Vivian, Calliope'nin babalarının iyiliğini reddetmesine öfkeliydi. O Calliope gerçekten düşük doğmuş bir gayrimeşru çocuktu. Onu Moore ailesine gelin vermek ona bir lütuftu!
Jack başını salladı. "Megan, parayı her yere saçtığını söyledi. Beni korkunç bir ölümle lanetlediğini ve intikam almak istediğini söyledi!"
"Korkunç bir ölüm mü?"
Grace aniden ayağa kalktı, öfkeyle çarpılmış yüzü artık bir zamanlar zarif olan kadına benzemiyordu.
Şimdi bir cadı gibi görünüyor, imajını umursamadan küfür ediyordu. "Bence korkunç bir ölümü hak eden o! Varlığı bile gereksiz olan bir gayrimeşru çocuk, şimdi nihayet bir işe yarayacak ve reddediyor mu? Ona Moore ailesinin zenginliğinden yararlanma şansı vermek bile fazla! Bana anne demesi bile midemi bulandırıyor!"
"Tam olarak! Baba! Gerçekten beni Moore ailesine mi vermek istiyorsun? Ben istemiyorum!"
Vivian konuşurken gözleri doldu. Sylvester ile evlenmek, ölü bir adamla evlenmekten farksızdı!
Jack derin bir şekilde kaşlarını çattı. Elbette Vivian'ı Sylvester'a vermek istemiyordu, ama Calliope istemediğine göre ne yapabilirdi? O artık büyümüştü ve tehdit edebileceği biri değildi!
Onu bağlayıp Moore ailesine gönderemezdi ya! Onlara bunu nasıl açıklardı?
Grace, Vivian'ı kucaklayarak teselli etti, "Vivian, ağlama. Endişelenme, annen seni o deliye asla vermez. Bir yol bulunacak. Calliope isterse istemesin o evlenecek!"
"Anne, bir şeyler düşünmelisin! Daha çok gencim. Onunla evlenirsem beni öldürür!"

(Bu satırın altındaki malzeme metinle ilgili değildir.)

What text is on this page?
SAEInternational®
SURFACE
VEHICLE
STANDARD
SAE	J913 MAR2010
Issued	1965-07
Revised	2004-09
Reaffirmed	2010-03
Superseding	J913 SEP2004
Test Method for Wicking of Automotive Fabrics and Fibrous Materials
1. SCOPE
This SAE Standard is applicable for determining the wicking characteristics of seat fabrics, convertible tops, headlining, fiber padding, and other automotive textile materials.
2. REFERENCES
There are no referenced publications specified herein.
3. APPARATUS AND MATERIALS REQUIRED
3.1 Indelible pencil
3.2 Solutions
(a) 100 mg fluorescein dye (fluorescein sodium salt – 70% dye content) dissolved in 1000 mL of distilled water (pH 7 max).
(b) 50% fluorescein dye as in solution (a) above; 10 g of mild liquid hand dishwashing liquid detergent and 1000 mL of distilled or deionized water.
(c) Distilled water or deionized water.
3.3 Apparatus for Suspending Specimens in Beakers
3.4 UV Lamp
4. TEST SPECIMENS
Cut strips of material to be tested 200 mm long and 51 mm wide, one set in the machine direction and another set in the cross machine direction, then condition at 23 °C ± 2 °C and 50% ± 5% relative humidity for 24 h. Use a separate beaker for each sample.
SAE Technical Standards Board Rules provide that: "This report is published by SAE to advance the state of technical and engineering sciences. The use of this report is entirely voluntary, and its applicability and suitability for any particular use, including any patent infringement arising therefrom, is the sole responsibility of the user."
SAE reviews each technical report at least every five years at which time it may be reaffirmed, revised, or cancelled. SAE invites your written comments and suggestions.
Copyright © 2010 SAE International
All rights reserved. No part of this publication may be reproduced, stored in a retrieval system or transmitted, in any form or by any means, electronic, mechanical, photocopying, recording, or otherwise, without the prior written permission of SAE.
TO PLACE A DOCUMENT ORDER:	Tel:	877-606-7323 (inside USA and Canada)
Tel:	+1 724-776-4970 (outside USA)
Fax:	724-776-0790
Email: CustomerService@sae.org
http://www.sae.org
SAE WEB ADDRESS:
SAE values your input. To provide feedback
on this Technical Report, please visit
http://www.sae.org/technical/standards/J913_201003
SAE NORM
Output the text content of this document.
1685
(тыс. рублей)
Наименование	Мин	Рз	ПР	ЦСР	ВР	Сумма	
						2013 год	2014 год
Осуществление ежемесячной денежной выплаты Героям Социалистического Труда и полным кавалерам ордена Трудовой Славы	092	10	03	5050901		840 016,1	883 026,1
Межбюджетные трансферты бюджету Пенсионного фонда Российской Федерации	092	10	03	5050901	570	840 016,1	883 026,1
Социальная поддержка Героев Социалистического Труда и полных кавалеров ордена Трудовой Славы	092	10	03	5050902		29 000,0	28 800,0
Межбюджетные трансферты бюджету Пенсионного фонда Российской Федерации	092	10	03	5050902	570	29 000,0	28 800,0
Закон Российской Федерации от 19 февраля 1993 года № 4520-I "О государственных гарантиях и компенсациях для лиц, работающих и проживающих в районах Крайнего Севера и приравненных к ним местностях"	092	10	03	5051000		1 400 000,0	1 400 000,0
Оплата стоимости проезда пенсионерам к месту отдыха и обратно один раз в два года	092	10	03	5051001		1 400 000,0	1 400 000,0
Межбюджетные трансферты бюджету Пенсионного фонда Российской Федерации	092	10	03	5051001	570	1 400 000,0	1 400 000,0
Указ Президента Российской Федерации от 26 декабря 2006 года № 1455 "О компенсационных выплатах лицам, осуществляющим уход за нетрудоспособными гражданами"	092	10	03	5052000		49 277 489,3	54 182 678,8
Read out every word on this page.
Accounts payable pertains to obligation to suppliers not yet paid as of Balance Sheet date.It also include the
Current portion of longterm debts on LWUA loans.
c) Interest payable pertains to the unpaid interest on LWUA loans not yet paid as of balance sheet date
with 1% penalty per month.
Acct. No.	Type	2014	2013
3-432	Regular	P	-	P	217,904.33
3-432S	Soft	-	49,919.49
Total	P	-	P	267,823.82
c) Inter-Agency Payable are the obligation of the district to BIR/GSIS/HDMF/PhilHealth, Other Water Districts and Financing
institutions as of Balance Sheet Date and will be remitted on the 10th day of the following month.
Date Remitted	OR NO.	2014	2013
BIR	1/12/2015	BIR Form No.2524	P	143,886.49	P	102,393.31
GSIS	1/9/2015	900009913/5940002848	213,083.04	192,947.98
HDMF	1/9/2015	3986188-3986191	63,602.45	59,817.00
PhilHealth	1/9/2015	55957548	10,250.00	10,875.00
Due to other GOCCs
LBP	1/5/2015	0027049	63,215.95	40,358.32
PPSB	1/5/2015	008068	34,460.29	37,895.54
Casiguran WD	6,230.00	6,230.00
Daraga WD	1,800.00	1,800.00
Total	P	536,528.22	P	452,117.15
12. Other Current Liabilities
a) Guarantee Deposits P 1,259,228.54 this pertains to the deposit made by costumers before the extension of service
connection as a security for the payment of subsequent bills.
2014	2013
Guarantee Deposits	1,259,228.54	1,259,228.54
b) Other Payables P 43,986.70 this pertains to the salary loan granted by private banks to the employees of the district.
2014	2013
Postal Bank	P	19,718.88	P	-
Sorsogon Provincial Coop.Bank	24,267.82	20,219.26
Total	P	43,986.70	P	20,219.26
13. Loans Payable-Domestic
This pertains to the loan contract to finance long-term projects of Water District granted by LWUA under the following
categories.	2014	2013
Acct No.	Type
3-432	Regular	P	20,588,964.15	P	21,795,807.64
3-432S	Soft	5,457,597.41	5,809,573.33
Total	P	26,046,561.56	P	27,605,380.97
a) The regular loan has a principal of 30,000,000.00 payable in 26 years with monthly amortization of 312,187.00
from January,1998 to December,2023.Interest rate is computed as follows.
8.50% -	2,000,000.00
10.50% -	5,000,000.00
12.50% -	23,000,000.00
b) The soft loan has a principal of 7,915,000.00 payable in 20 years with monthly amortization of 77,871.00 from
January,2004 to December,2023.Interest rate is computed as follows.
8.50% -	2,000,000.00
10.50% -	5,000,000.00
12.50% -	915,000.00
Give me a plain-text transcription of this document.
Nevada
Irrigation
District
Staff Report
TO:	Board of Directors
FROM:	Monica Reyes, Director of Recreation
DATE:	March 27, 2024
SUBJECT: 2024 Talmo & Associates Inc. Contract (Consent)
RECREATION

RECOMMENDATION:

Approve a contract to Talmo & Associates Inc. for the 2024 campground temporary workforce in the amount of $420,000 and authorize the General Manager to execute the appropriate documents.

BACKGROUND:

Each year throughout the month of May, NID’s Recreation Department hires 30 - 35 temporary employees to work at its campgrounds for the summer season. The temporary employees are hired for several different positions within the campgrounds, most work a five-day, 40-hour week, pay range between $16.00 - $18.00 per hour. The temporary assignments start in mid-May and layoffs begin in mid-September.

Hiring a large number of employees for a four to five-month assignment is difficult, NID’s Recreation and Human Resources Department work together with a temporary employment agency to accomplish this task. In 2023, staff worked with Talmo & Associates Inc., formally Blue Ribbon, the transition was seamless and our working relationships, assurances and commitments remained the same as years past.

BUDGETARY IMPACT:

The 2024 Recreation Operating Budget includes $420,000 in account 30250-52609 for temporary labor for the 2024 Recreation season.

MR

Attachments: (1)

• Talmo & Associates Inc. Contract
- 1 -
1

Vivian'ın gözyaşları durmaksızın akıyordu ve Jack'in kalbi kırılıyordu. Kızını çocukluğundan beri çok sevmişti. Onu nasıl bırakabilirdi?
"Peki, ağlamayı bırak! Seni onunla nasıl evlendirebilirim? O hayırsız kız istemese bile bu sefer başka seçeneği yok!"
Jack'in gözlerinde kararlılık parladı.
Jack'in kayırmacılığı o kadar belirgindi ki, neon tabelası gibiydi.
Vivian onun göz bebeğiydi ve onu kaybetme düşüncesine dayanamazdı. Ama ya Calliope? O da onun kızı değil miydi?
Jack, Calliope'yi başka bir kadınla olan ilişkisinden doğurmuştu. Kimse onu zorlamamıştı. Şimdi ise Calliope'yi çöp gibi muamele ediyordu!
"Hayatım, ne yapman gerekiyorsa yap, Calliope'yi Moore ailesine evlendirmelisin. Bunu bile başaramazsan, senden boşanırım! River Corporation'ı kurtarmamız gerekiyor! Ve ayrıca kızımızı! Bir şeyler yap!"
Grace, kocasına ölümcül bir bakış attıktan sonra Vivian'ı yanına alarak yukarı çıktı.
Gökyüzü kararmıştı, yağmur yağacak gibiydi ama sokaktaki insanlar hala koşturuyordu.
Calliope, bir battaniyeye sarılmış halde otelden çıktı, meraklı bakışlar altında bir taksi çağırdı ve eve yöneldi.
Zengin Gray ailesinin bir kızı olmasına rağmen, zorlu bir mahallede yaşıyordu. Buradaki insanlar sokak satıcıları, işsizler, uyuşturucu bağımlıları ve hatta annesi Rose Lauren gibi fahişelerden oluşuyordu.
Dumanlı sokaklarda ilerledikten sonra nihayet kapısına ulaştı, kapı hafifçe aralıktı. İçeriden tanımadığı sesler geliyordu. Calliope kapıda donakaldı, hareket etmeye korkuyordu.
"Sus! Öde! Bahanelerini duymak istemiyorum! Öde! Bir ay geçti! Bugün ödemezsen, el mi ayak mı kaybedeceğine karar ver!"